Perhaps the first time I went there was on a fall day with a skim of ice on all the ponds on the way there. Spender, however, had no ice along its west edge. Where the ice started we could see ice-free channels leading out through the ice. There was one beaver heading out one of the channels. I soon realized the channels were from spots on the shoreline where established trails started, about six of them, where the beavers had been harvesting their winter food supply.

On this visit, however, we soon realized a major flooding had come down the outflow stream, dropping the water level of the marsh five feet. I called a friend after who is very knowledgeable about dams and he figured it was likely from the heavy downpours we’d had in July, typical effects of global warming. The beavers had rebuilt some but I was pretty sure this was more than they could handle. We could see a lone beaver in the far distance.

I’d had no experience with beavers when 68 years ago we came to Canterbury to buy the farm that’s still our home. While my parents went into the house to negotiate the purchase I found myself in the yard surrounded by a very excited passel of kids. These were “state kids” as we called them then, or “foster kids” in today’s parlance. They clearly had something they very much wanted to show me. They led me down through the back fields and into the woods, which soon became swampy. I could see standing water ahead but it was filled with fully leafed out trees. It was a brand new beaver pond that the kids had watched the beavers create!

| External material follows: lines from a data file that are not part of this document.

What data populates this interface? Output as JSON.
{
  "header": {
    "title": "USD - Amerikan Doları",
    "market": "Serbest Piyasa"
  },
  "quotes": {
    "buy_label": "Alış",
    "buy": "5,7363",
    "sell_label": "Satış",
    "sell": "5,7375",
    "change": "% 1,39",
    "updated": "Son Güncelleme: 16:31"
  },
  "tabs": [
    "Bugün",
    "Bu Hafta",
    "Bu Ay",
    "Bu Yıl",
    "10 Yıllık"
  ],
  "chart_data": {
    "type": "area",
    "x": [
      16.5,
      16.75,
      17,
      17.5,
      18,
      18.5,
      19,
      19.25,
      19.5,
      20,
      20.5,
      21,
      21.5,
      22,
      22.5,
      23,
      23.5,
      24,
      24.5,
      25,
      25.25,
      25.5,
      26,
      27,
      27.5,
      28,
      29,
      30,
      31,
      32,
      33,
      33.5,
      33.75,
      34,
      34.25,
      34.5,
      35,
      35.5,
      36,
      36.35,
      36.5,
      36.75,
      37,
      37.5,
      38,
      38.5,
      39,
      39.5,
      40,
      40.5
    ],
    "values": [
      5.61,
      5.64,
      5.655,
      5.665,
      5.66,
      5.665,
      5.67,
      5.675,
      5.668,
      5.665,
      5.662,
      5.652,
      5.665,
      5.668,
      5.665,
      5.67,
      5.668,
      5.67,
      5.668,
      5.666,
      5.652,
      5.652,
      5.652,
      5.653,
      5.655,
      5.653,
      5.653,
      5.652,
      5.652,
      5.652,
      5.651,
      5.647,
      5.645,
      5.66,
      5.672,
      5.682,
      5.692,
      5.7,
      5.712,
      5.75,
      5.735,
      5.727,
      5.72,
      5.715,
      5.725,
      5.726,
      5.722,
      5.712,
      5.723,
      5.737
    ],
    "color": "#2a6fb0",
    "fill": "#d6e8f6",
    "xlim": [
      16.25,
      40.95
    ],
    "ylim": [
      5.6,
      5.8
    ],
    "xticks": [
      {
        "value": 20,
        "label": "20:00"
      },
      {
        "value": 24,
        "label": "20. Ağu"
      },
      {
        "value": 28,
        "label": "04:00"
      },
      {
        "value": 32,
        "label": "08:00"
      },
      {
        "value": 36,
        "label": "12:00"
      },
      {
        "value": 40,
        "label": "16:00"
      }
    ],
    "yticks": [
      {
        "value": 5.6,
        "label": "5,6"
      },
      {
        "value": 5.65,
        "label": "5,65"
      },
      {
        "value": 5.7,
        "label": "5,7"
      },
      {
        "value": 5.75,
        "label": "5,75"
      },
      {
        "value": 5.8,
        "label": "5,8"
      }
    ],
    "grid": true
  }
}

Fast forward. Anne and I are camping with our two daughters on a very small island in Fountain Pond at Shaker Village. As I was waking up, well before full daylight, I could hear, “kersplash,” then again, repeatedly. It sounded like large rocks being thrown into the pond. As the light increased I could see splashes. It dawned on me that these were beavers.

In retrospect, I know these were beavers, telling us with their tail splashes that we weren’t welcome.

I’ve had more beaver experience since than I could possibly put in this piece.

One of my favorites is a beaver swimming along right beside us as we walked along a Shaker dam, looking us over, checking us out. It had probably never seen a full-size human up close before.

Indigenous, industrious beavers seem to be all over the place around here. They do, of course, provide invaluable work for the regulation of our watershed. Fortunately, they are making a comeback, with some human help. I think the Spender beavers could use some help. I hope they get it.

Best beaver reading: “Beaverland,” by Leila Philip and “Once They Were Hats,” by Frances Backhouse. Both books detail how we can help beavers (and much else.)